Era la hora más segura para los humanos. Cuando los deslumbrantes rayos de luz del sol que nos descubrían desaparecían por el horizonte. Cuando un alma y un humano podían caminar el uno al lado del otro sin apenas distinguirse. La noche profunda en cambio era peligrosa, demasiada oscuridad en las calles, cualquier pequeña luz destacaba sus miradas.
Apagué el televisor y me levanté del sofá cuando percibí que el silencio era quizás un poco más espeso que antes. Como si el mundo entero hubiera decidido detenerse a la vez.
«Éste es el fin», lo sentí.
Lo noté en mis huesos antes de que diera el primer paso hacia el recibidor, antes de que viera el primer potente foco de luz halógena iluminando la fachada de aquella vivienda. Lo percibí en la piel de gallina que se me erizó antes de oír el apresurado paso de unas pesadas botas militares acercándose.
Arremetieron contra la puerta justo cuando alcancé la pistola semiautomática y encañoné la entrada en un gesto instintivo. La silueta de un buscador rodeada por el brillo del cegador foco apareció delante de mí, iba armado con una escopeta recortada, un chaleco antibalas y un casco. Apreté el gatillo sin dudarlo.
No sucedió nada.
El buscador soltó una especie de gruñido.
El seguro de mi arma seguía puesto.
Había cometido un tremendo error.
Entonces el buscador sí apretó el gatillo.
El sonido de la detonación me paralizó.
«¡NO PUEDE SER!», grité incrédulamente al sentir cómo el demoledor impacto me derribaba un paso hacia atrás. El arma se me cayó de las manos, mientras todo el mundo empezaba a inclinarse en un ángulo imposible.
—¡Objetivo abatido! —escuché que gritaba mi asesino, al resto de sus compañeros.

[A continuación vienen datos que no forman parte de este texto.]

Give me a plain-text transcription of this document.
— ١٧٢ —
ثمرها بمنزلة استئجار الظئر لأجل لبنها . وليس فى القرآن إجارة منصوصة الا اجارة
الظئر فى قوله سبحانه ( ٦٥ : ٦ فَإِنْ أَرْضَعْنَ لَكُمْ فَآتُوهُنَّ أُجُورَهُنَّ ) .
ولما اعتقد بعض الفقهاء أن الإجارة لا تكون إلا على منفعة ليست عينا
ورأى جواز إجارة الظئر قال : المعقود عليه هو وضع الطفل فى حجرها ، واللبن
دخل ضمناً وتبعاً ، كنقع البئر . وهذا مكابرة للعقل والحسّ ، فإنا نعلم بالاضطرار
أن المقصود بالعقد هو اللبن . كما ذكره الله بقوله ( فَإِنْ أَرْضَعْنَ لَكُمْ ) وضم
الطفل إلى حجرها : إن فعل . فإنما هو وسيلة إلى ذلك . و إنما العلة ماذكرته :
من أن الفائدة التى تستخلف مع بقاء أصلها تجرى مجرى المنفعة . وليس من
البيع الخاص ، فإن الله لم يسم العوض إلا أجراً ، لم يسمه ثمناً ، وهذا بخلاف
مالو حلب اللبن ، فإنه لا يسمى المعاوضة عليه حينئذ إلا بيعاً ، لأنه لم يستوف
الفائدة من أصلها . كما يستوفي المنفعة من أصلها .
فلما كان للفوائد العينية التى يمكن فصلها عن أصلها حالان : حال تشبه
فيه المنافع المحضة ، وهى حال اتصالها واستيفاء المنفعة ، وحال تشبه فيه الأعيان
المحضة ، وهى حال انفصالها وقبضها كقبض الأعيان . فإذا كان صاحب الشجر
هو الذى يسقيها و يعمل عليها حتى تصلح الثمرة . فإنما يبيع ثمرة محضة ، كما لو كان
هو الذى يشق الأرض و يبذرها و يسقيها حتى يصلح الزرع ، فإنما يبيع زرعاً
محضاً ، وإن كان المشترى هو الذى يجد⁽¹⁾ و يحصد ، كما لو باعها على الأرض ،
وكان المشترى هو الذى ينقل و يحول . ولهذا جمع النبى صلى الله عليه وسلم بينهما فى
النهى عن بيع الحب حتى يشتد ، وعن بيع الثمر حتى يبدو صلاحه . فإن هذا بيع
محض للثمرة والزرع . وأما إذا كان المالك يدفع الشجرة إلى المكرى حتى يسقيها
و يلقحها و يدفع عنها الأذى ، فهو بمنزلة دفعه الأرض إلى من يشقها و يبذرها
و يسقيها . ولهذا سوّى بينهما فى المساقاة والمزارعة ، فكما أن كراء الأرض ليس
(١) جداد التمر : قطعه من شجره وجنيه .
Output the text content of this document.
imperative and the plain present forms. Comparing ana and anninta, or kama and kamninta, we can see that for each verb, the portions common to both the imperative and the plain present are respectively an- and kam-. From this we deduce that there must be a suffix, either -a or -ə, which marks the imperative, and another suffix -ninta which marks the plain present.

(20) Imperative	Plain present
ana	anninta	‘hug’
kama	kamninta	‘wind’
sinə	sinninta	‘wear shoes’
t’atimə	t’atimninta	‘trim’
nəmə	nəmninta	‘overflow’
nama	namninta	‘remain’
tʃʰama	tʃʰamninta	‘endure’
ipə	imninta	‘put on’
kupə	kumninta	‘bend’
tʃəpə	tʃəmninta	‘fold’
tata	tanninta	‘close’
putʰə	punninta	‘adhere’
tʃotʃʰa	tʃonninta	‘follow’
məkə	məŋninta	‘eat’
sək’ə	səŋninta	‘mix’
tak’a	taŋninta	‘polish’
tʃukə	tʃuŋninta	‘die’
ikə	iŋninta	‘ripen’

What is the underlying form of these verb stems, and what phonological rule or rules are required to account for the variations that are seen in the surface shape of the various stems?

Las manos se me empaparon de salpicaduras sangre cuando palpé la cazadora y la camiseta agujereadas. Mis pulmones lucharon por tomar aire, mientras boqueaba como un pez sacado del agua. El sonido de los latidos de mi corazón se fue apagando hasta desaparecer. Mi cuerpo dejó de responderme cuando terminé de derrumbarme exánime en el suelo.
No me estaba muriendo, ya estaba muerto.
«Lo siento, Wanda». Fue lo último que pensé cuando cerré los pesados párpados y me hundí en una oscuridad sin fin.
Continuará…
Espero que les haya gustado este fic. Es el primero que publico en esta página que es enteramente mío. ¡Ufff! ¡Qué emoción!